Journalist Aaron Mate also responded to the video on X to point out that, for Hurwitz, the “wall of carnage” from Gaza isn’t the issue – young people’s empathy to Palestinians is.
“How will powerful Zios be de-radicalized?” he continued in his post.
We’re at the point where Israels supporters are now claiming that the Holocaust was not bad because it was the powerful attacking the weak. No, that would be the wrong lesson from the holocaust.
According to them it was only bad because Jews were the victims.

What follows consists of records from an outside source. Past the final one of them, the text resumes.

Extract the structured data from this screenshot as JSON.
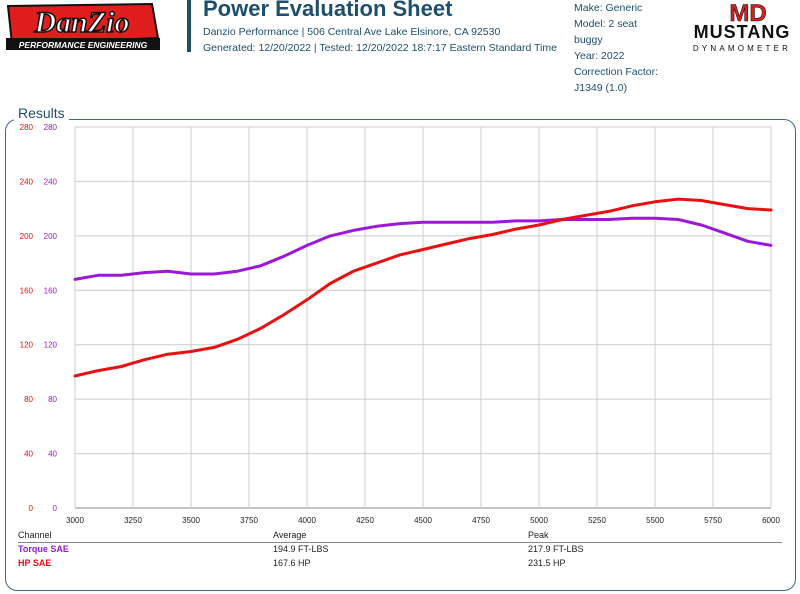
{
  "header": {
    "logo_text": "DanZio",
    "logo_subtext": "PERFORMANCE ENGINEERING",
    "title": "Power Evaluation Sheet",
    "address_line": "Danzio Performance | 506 Central Ave Lake Elsinore, CA 92530",
    "generated_line": "Generated: 12/20/2022 | Tested: 12/20/2022 18:7:17 Eastern Standard Time",
    "vehicle": [
      "Make: Generic",
      "Model: 2 seat",
      "buggy",
      "Year: 2022",
      "Correction Factor:",
      "J1349 (1.0)"
    ],
    "brand_logo_mark": "MD",
    "brand_logo_name": "MUSTANG",
    "brand_logo_sub": "DYNAMOMETER"
  },
  "results_label": "Results",
  "colors": {
    "torque": "#9b19d6",
    "hp": "#e81010",
    "accent": "#1d4f6d",
    "grid": "#cccccc"
  },
  "chart_data": {
    "type": "line",
    "x": [
      3000,
      3100,
      3200,
      3300,
      3400,
      3500,
      3600,
      3700,
      3800,
      3900,
      4000,
      4100,
      4200,
      4300,
      4400,
      4500,
      4600,
      4700,
      4800,
      4900,
      5000,
      5100,
      5200,
      5300,
      5400,
      5500,
      5600,
      5700,
      5800,
      5900,
      6000
    ],
    "xlim": [
      3000,
      6000
    ],
    "ylim": [
      0,
      280
    ],
    "xticks": [
      "3000",
      "3250",
      "3500",
      "3750",
      "4000",
      "4250",
      "4500",
      "4750",
      "5000",
      "5250",
      "5500",
      "5750",
      "6000"
    ],
    "yticks_left": [
      "280",
      "240",
      "200",
      "160",
      "120",
      "80",
      "40",
      "0"
    ],
    "yticks_right": [
      "280",
      "240",
      "200",
      "160",
      "120",
      "80",
      "40",
      "0"
    ],
    "grid": true,
    "series": [
      {
        "name": "Torque SAE",
        "color": "#9b19d6",
        "values": [
          168,
          171,
          171,
          173,
          174,
          172,
          172,
          174,
          178,
          185,
          193,
          200,
          204,
          207,
          209,
          210,
          210,
          210,
          210,
          211,
          211,
          212,
          212,
          212,
          213,
          213,
          212,
          208,
          202,
          196,
          193
        ]
      },
      {
        "name": "HP SAE",
        "color": "#e81010",
        "values": [
          97,
          101,
          104,
          109,
          113,
          115,
          118,
          124,
          132,
          142,
          153,
          165,
          174,
          180,
          186,
          190,
          194,
          198,
          201,
          205,
          208,
          212,
          215,
          218,
          222,
          225,
          227,
          226,
          223,
          220,
          219
        ]
      }
    ]
  },
  "table": {
    "headers": [
      "Channel",
      "Average",
      "Peak"
    ],
    "rows": [
      {
        "channel": "Torque SAE",
        "average": "194.9 FT-LBS",
        "peak": "217.9 FT-LBS"
      },
      {
        "channel": "HP SAE",
        "average": "167.6 HP",
        "peak": "231.5 HP"
      }
    ]
  }
}
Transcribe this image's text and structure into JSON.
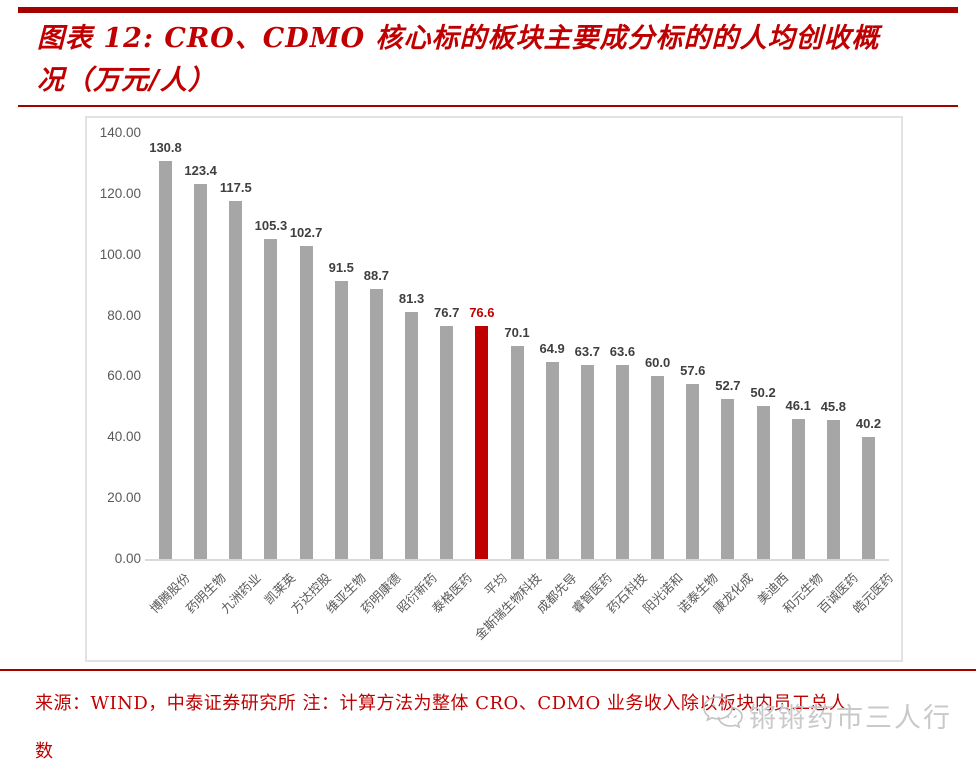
{
  "header": {
    "title_line1": "图表 12: CRO、CDMO 核心标的板块主要成分标的的人均创收概",
    "title_line2": "况（万元/人）"
  },
  "chart_data": {
    "type": "bar",
    "title": "CRO、CDMO 核心标的板块主要成分标的的人均创收概况",
    "unit": "万元/人",
    "categories": [
      "博腾股份",
      "药明生物",
      "九洲药业",
      "凯莱英",
      "方达控股",
      "维亚生物",
      "药明康德",
      "昭衍新药",
      "泰格医药",
      "平均",
      "金斯瑞生物科技",
      "成都先导",
      "睿智医药",
      "药石科技",
      "阳光诺和",
      "诺泰生物",
      "康龙化成",
      "美迪西",
      "和元生物",
      "百诚医药",
      "皓元医药"
    ],
    "values": [
      130.8,
      123.4,
      117.5,
      105.3,
      102.7,
      91.5,
      88.7,
      81.3,
      76.7,
      76.6,
      70.1,
      64.9,
      63.7,
      63.6,
      60.0,
      57.6,
      52.7,
      50.2,
      46.1,
      45.8,
      40.2
    ],
    "highlight_index": 9,
    "highlight_category": "平均",
    "ylim": [
      0,
      140
    ],
    "ytick_step": 20,
    "ytick_labels": [
      "0.00",
      "20.00",
      "40.00",
      "60.00",
      "80.00",
      "100.00",
      "120.00",
      "140.00"
    ],
    "grid": false,
    "legend": false,
    "colors": {
      "bar": "#a6a6a6",
      "highlight_bar": "#c00000",
      "value_label": "#3f3f3f",
      "highlight_value_label": "#c00000",
      "axis_text": "#595959"
    }
  },
  "footer": {
    "source_line1": "来源：WIND，中泰证券研究所 注：计算方法为整体 CRO、CDMO 业务收入除以板块内员工总人",
    "source_line2": "数",
    "watermark_text": "锵锵药市三人行",
    "watermark_icon": "wechat-icon"
  }
}
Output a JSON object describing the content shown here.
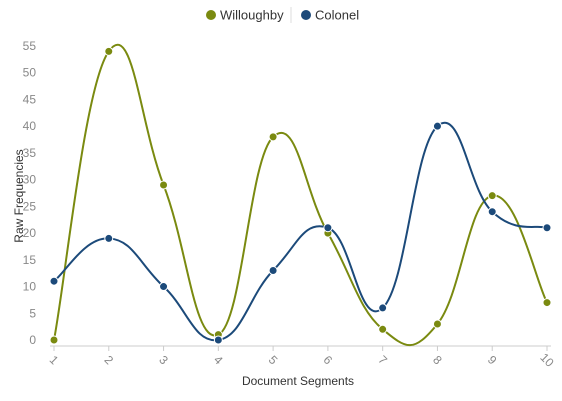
{
  "chart_data": {
    "type": "line",
    "title": "",
    "xlabel": "Document Segments",
    "ylabel": "Raw Frequencies",
    "categories": [
      "1",
      "2",
      "3",
      "4",
      "5",
      "6",
      "7",
      "8",
      "9",
      "10"
    ],
    "ylim": [
      0,
      55
    ],
    "yticks": [
      0,
      5,
      10,
      15,
      20,
      25,
      30,
      35,
      40,
      45,
      50,
      55
    ],
    "grid": false,
    "legend_position": "top",
    "series": [
      {
        "name": "Willoughby",
        "color": "#7a8a10",
        "values": [
          0,
          54,
          29,
          1,
          38,
          20,
          2,
          3,
          27,
          7
        ]
      },
      {
        "name": "Colonel",
        "color": "#1c4a7a",
        "values": [
          11,
          19,
          10,
          0,
          13,
          21,
          6,
          40,
          24,
          21
        ]
      }
    ]
  }
}
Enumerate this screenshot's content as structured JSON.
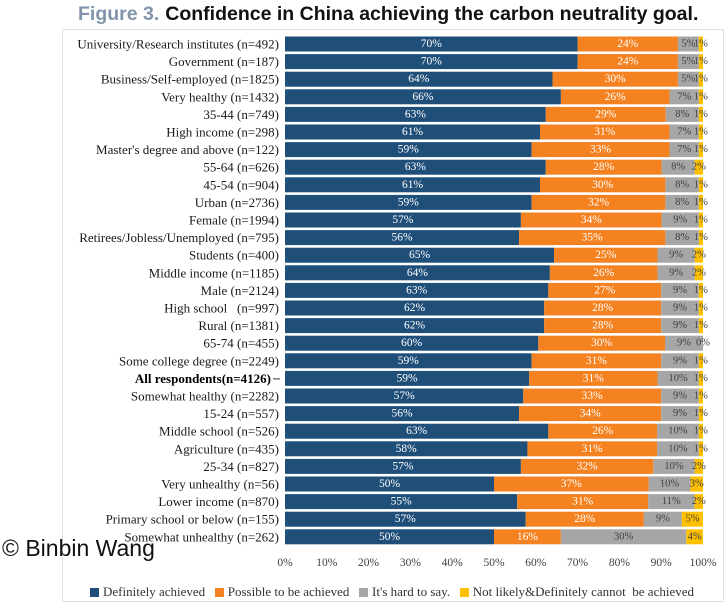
{
  "chart_data": {
    "type": "bar",
    "orientation": "horizontal",
    "stacked": true,
    "figure_label": "Figure 3.",
    "title": "Confidence in China achieving the carbon neutrality goal.",
    "categories": [
      "University/Research institutes (n=492)",
      "Government (n=187)",
      "Business/Self-employed (n=1825)",
      "Very healthy (n=1432)",
      "35-44 (n=749)",
      "High income (n=298)",
      "Master's degree and above (n=122)",
      "55-64 (n=626)",
      "45-54 (n=904)",
      "Urban (n=2736)",
      "Female (n=1994)",
      "Retirees/Jobless/Unemployed (n=795)",
      "Students (n=400)",
      "Middle income (n=1185)",
      "Male (n=2124)",
      "High school   (n=997)",
      "Rural (n=1381)",
      "65-74 (n=455)",
      "Some college degree (n=2249)",
      "All respondents(n=4126)",
      "Somewhat healthy (n=2282)",
      "15-24 (n=557)",
      "Middle school (n=526)",
      "Agriculture (n=435)",
      "25-34 (n=827)",
      "Very unhealthy (n=56)",
      "Lower income (n=870)",
      "Primary school or below (n=155)",
      "Somewhat unhealthy (n=262)"
    ],
    "bold_category_index": 19,
    "series": [
      {
        "name": "Definitely achieved",
        "color": "#1f4e79",
        "values": [
          70,
          70,
          64,
          66,
          63,
          61,
          59,
          63,
          61,
          59,
          57,
          56,
          65,
          64,
          63,
          62,
          62,
          60,
          59,
          59,
          57,
          56,
          63,
          58,
          57,
          50,
          55,
          57,
          50
        ]
      },
      {
        "name": "Possible to be achieved",
        "color": "#f58220",
        "values": [
          24,
          24,
          30,
          26,
          29,
          31,
          33,
          28,
          30,
          32,
          34,
          35,
          25,
          26,
          27,
          28,
          28,
          30,
          31,
          31,
          33,
          34,
          26,
          31,
          32,
          37,
          31,
          28,
          16
        ]
      },
      {
        "name": "It's hard to say.",
        "color": "#a6a6a6",
        "values": [
          5,
          5,
          5,
          7,
          8,
          7,
          7,
          8,
          8,
          8,
          9,
          8,
          9,
          9,
          9,
          9,
          9,
          9,
          9,
          10,
          9,
          9,
          10,
          10,
          10,
          10,
          11,
          9,
          30
        ]
      },
      {
        "name": "Not likely&Definitely cannot  be achieved",
        "color": "#ffc000",
        "values": [
          1,
          1,
          1,
          1,
          1,
          1,
          1,
          2,
          1,
          1,
          1,
          1,
          2,
          2,
          1,
          1,
          1,
          0,
          1,
          1,
          1,
          1,
          1,
          1,
          2,
          3,
          2,
          5,
          4
        ]
      }
    ],
    "xlim": [
      0,
      100
    ],
    "x_ticks": [
      0,
      10,
      20,
      30,
      40,
      50,
      60,
      70,
      80,
      90,
      100
    ],
    "x_tick_labels": [
      "0%",
      "10%",
      "20%",
      "30%",
      "40%",
      "50%",
      "60%",
      "70%",
      "80%",
      "90%",
      "100%"
    ],
    "grid": false,
    "data_labels": true,
    "legend": "bottom"
  },
  "watermark": "© Binbin Wang"
}
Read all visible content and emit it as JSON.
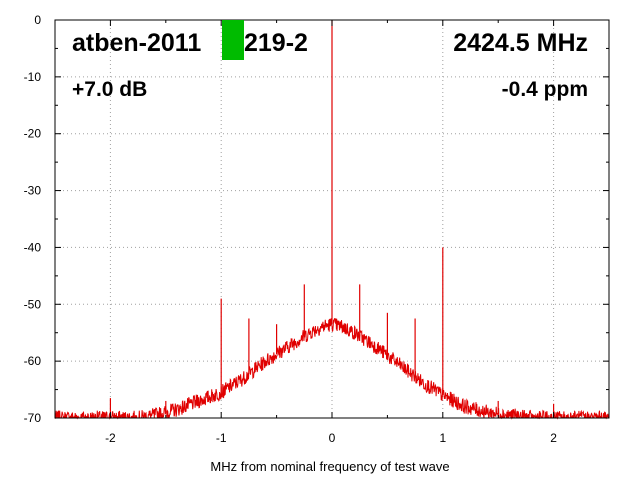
{
  "chart_data": {
    "type": "line",
    "title": "",
    "xlabel": "MHz from nominal frequency of test wave",
    "ylabel": "",
    "xlim": [
      -2.5,
      2.5
    ],
    "ylim": [
      -70,
      0
    ],
    "x_ticks": [
      -2,
      -1,
      0,
      1,
      2
    ],
    "y_ticks": [
      0,
      -10,
      -20,
      -30,
      -40,
      -50,
      -60,
      -70
    ],
    "x_tick_labels": [
      "-2",
      "-1",
      "0",
      "1",
      "2"
    ],
    "y_tick_labels": [
      "0",
      "-10",
      "-20",
      "-30",
      "-40",
      "-50",
      "-60",
      "-70"
    ],
    "grid": true,
    "series_color": "#e00000",
    "series": [
      {
        "name": "",
        "x": [
          -2.5,
          -1.75,
          -1.6,
          -1.4,
          -1.2,
          -1.0,
          -0.8,
          -0.6,
          -0.4,
          -0.2,
          -0.1,
          0.0,
          0.1,
          0.2,
          0.4,
          0.6,
          0.8,
          1.0,
          1.2,
          1.4,
          1.6,
          1.8,
          2.0,
          2.2,
          2.5
        ],
        "y": [
          -70,
          -70,
          -69.5,
          -68.5,
          -67,
          -65.5,
          -63,
          -60,
          -57.5,
          -55,
          -54,
          -53.5,
          -54,
          -55,
          -57.5,
          -60.5,
          -63.5,
          -66,
          -68,
          -69,
          -69.5,
          -70,
          -70,
          -70,
          -70
        ]
      }
    ],
    "spurs": [
      {
        "x": -2.0,
        "y": -66.5
      },
      {
        "x": -1.5,
        "y": -67
      },
      {
        "x": -1.0,
        "y": -49
      },
      {
        "x": -0.75,
        "y": -52.5
      },
      {
        "x": -0.5,
        "y": -53.5
      },
      {
        "x": -0.25,
        "y": -46.5
      },
      {
        "x": 0.0,
        "y": 0
      },
      {
        "x": 0.25,
        "y": -46.5
      },
      {
        "x": 0.5,
        "y": -51.5
      },
      {
        "x": 0.75,
        "y": -52.5
      },
      {
        "x": 1.0,
        "y": -40
      },
      {
        "x": 1.5,
        "y": -67
      },
      {
        "x": 2.0,
        "y": -67.5
      }
    ]
  },
  "overlay": {
    "device": "atben-2011",
    "device_suffix": "219-2",
    "frequency": "2424.5 MHz",
    "gain": "+7.0 dB",
    "ppm": "-0.4 ppm",
    "marker_color": "#00bb00"
  }
}
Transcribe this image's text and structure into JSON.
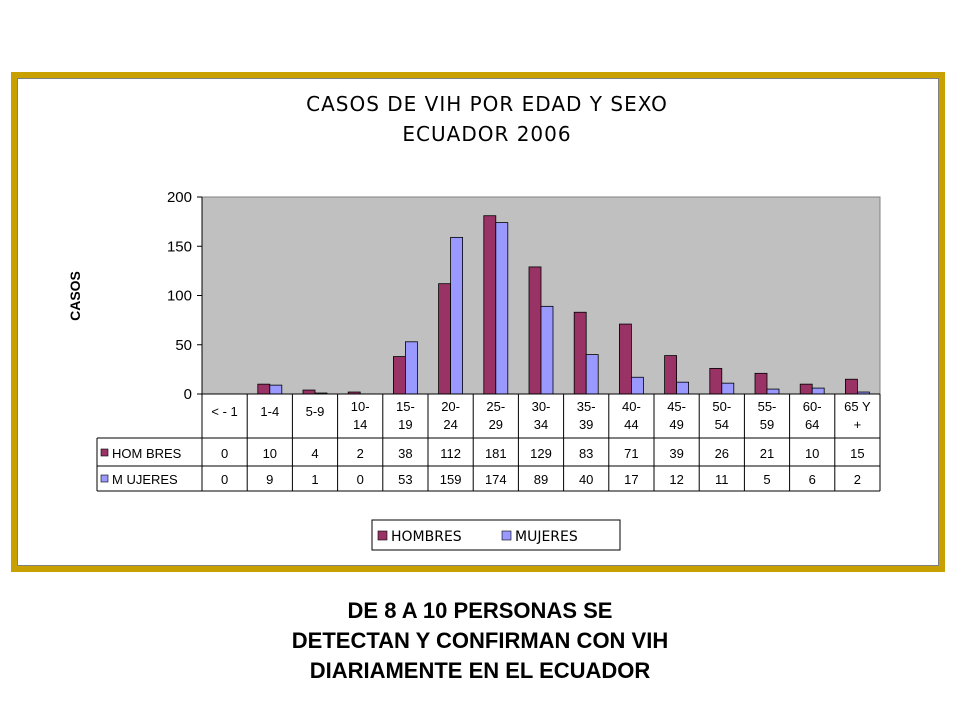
{
  "chart_data": {
    "type": "bar",
    "title_lines": [
      "CASOS DE VIH  POR EDAD Y SEXO",
      "ECUADOR 2006"
    ],
    "ylabel": "CASOS",
    "xlabel": "",
    "ylim": [
      0,
      200
    ],
    "yticks": [
      0,
      50,
      100,
      150,
      200
    ],
    "categories": [
      [
        "< - 1"
      ],
      [
        "1-4"
      ],
      [
        "5-9"
      ],
      [
        "10-",
        "14"
      ],
      [
        "15-",
        "19"
      ],
      [
        "20-",
        "24"
      ],
      [
        "25-",
        "29"
      ],
      [
        "30-",
        "34"
      ],
      [
        "35-",
        "39"
      ],
      [
        "40-",
        "44"
      ],
      [
        "45-",
        "49"
      ],
      [
        "50-",
        "54"
      ],
      [
        "55-",
        "59"
      ],
      [
        "60-",
        "64"
      ],
      [
        "65 Y",
        "+"
      ]
    ],
    "series": [
      {
        "name": "HOMBRES",
        "table_label": "HOM BRES",
        "color": "#993366",
        "values": [
          0,
          10,
          4,
          2,
          38,
          112,
          181,
          129,
          83,
          71,
          39,
          26,
          21,
          10,
          15
        ]
      },
      {
        "name": "MUJERES",
        "table_label": "M UJERES",
        "color": "#9999ff",
        "values": [
          0,
          9,
          1,
          0,
          53,
          159,
          174,
          89,
          40,
          17,
          12,
          11,
          5,
          6,
          2
        ]
      }
    ],
    "grid": false,
    "legend_position": "bottom-center",
    "plot_background": "#c0c0c0",
    "data_table": true
  },
  "frame_color": "#c8a000",
  "caption_lines": [
    "DE 8 A 10 PERSONAS SE",
    "DETECTAN Y CONFIRMAN CON VIH",
    "DIARIAMENTE  EN EL ECUADOR"
  ]
}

Real sick shit https://t.co/RNH2J7z68K
— Bryce Greene (@TheGreeneBJ) November 18, 2025
Many Jewish social media users took time to condemn Hurwitz’s comments, saying that they were offended by her reframing of the Holocaust.
“‘They think the lesson of the Holocaust is…you fight the big powerful people hurting the weak people’,” one social wrote on X. “Yes, that’s what they taught us in Hebrew School. That ‘Never Again’ applies to genocides committed against all of God’s children, not just Jews. That includes Palestinians.”
Another social media user argued that the “heroism of the Jews” during the Holocaust is all but non-existent to pro-Israel figures like Hurwitz.
“The heroism of the Jews that participated in legendary acts of resistance such as the Warsaw Ghetto Uprising and Treblinka Uprising are completely lost to people like Hurwitz, who now demand that the victims of occupation and genocide behave as polite victims that accept their doom.”